I am always encountering the problem about handling the data from a likert scale, partly because almost all the students I provided consultation with collect data from questionnaires with the questions like 1-strongly disagree,2-,3-,4-, to 5- strong agree. This kinds of questions could not be more common in sampling survey field. But if we treat this data as interval or ratio type, there are some potential problems.

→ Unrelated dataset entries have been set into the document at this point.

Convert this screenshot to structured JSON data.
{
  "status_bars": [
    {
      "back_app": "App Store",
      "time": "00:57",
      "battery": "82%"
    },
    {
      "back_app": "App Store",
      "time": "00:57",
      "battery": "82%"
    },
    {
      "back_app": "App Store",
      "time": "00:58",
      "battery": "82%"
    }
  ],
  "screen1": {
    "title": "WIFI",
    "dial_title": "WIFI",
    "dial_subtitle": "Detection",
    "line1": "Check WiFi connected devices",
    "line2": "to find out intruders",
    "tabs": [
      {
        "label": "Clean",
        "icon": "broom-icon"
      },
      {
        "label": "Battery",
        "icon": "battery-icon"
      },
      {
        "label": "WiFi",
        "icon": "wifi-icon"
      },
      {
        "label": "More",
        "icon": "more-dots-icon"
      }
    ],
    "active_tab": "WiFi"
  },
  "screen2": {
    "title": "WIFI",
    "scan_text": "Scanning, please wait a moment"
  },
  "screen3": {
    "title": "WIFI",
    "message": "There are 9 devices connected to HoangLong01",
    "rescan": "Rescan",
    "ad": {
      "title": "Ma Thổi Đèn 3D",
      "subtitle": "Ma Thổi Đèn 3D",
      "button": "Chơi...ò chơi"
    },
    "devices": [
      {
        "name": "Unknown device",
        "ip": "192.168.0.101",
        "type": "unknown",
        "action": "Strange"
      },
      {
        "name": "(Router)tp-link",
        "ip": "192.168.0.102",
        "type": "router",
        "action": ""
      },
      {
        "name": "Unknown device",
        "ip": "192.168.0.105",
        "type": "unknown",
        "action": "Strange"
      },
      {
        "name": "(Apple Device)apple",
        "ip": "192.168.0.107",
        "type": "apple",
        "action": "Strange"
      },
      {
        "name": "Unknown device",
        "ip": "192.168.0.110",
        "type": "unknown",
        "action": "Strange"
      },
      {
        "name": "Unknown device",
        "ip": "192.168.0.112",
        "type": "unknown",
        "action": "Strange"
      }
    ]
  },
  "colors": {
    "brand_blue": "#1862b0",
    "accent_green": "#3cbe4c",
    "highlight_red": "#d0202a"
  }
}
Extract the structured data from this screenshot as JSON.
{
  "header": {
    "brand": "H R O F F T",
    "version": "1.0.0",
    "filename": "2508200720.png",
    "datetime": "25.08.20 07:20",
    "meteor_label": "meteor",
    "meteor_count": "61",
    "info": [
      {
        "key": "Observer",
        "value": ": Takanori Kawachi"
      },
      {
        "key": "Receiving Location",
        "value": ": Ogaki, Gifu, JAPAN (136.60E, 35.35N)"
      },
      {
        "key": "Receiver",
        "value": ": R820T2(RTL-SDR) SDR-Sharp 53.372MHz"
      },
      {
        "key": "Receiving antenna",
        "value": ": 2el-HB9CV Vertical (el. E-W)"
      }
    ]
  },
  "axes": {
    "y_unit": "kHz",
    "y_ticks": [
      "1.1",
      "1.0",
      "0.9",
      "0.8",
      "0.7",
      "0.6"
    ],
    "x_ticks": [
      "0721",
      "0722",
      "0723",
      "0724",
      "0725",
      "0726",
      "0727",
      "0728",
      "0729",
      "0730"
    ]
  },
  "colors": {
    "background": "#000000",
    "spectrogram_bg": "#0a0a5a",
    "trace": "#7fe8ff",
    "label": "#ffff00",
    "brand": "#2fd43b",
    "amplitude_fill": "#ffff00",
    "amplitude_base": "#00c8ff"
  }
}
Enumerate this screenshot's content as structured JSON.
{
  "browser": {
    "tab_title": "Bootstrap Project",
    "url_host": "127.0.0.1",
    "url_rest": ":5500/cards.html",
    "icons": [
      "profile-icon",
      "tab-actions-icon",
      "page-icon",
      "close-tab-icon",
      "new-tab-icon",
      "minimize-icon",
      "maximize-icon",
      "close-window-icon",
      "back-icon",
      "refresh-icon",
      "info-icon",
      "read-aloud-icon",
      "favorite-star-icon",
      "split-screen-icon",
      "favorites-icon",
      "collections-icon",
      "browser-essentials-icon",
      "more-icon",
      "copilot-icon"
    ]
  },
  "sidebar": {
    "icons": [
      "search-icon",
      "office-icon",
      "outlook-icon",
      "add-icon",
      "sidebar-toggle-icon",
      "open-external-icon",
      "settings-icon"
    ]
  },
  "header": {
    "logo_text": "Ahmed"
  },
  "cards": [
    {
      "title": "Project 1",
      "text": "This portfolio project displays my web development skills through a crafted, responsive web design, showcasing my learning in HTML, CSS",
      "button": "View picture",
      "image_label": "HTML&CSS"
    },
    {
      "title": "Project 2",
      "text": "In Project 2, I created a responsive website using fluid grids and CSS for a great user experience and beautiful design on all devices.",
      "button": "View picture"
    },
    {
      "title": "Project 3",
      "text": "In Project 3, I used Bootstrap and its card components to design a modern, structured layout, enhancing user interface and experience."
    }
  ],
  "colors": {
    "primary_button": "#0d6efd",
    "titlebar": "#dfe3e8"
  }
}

1. Many statistical techniques require the data following a normal distribution or asymptotically normality at least. It is really hard to ask likert scale data to follow normal distribution, at least for the following two reasons from my experiences: first, the answers of respondents often have floor effects or ceiling effect, which means there are rarely people who choose 5 as many as who choose 1. In another words, if most people choose 5 probably there are fewest people to choose 1. People’s answers have similar tendency. All above will not lead the distribution to be a bell-shape, or symmetrical shape. The other reason is that the normal distribution was designed for continuous data. How can you estimate a normal curve by just three or five vertical discrete strips? Ridiculous.
2. The interval between any two points cannot make sense. I agree with that if the ordinal data is 1st place, 2nd place or 3rd place in a 100 meter run. The distances between 1 and 2 make no senses(who tell me 1.3th place win gold medal or silver?). However, I admit the data from Likert Scale is ordinal in nature. I think the distance between two points could mean something, more or less. For example, if the mean of two person’s answer is 1.5, at least we cannot conclude they have a positive attitude, right? I read some article talking about this. I suggest to the students come to see me that treat it as interval type if you are using a at least five-points likert scale. But be aware of that there are still debating and arguing among statisticians. If you show my article to another statistician, they may say what I wrote is bullshit.
Is it very important that the data is ordinal or interval? The answer is definitely YES. Different types of measurement have their corresponding appropriate statistical techniques. Gender, for example, we cannot take the mean score of it.(Who’s gender is half/half?? I guess there are!). Therefore, we cannot use t-test, ANOVA, mean score and many other, instead only mode, median and frequency can be applied.
Oh, it is too sad of it. Aren’t there any exemptions? Yes, there are. Thanks to Central Limit Theorem. We can safely disregard what I talk about by Central Limit Theorem, IF the sample size is LARGE.
Is it good? But unfortunately, how large is large? The empirical cutoff is 100. But how about your sample size is 90? HAHA. Yeah, this is statistics. The only way now is judging by yourself.
Yes, it is true. Your case might always be imperfect, life is not always ideal and statistics methods used are not always most appropriate.
Statistics, I love it and I hate it.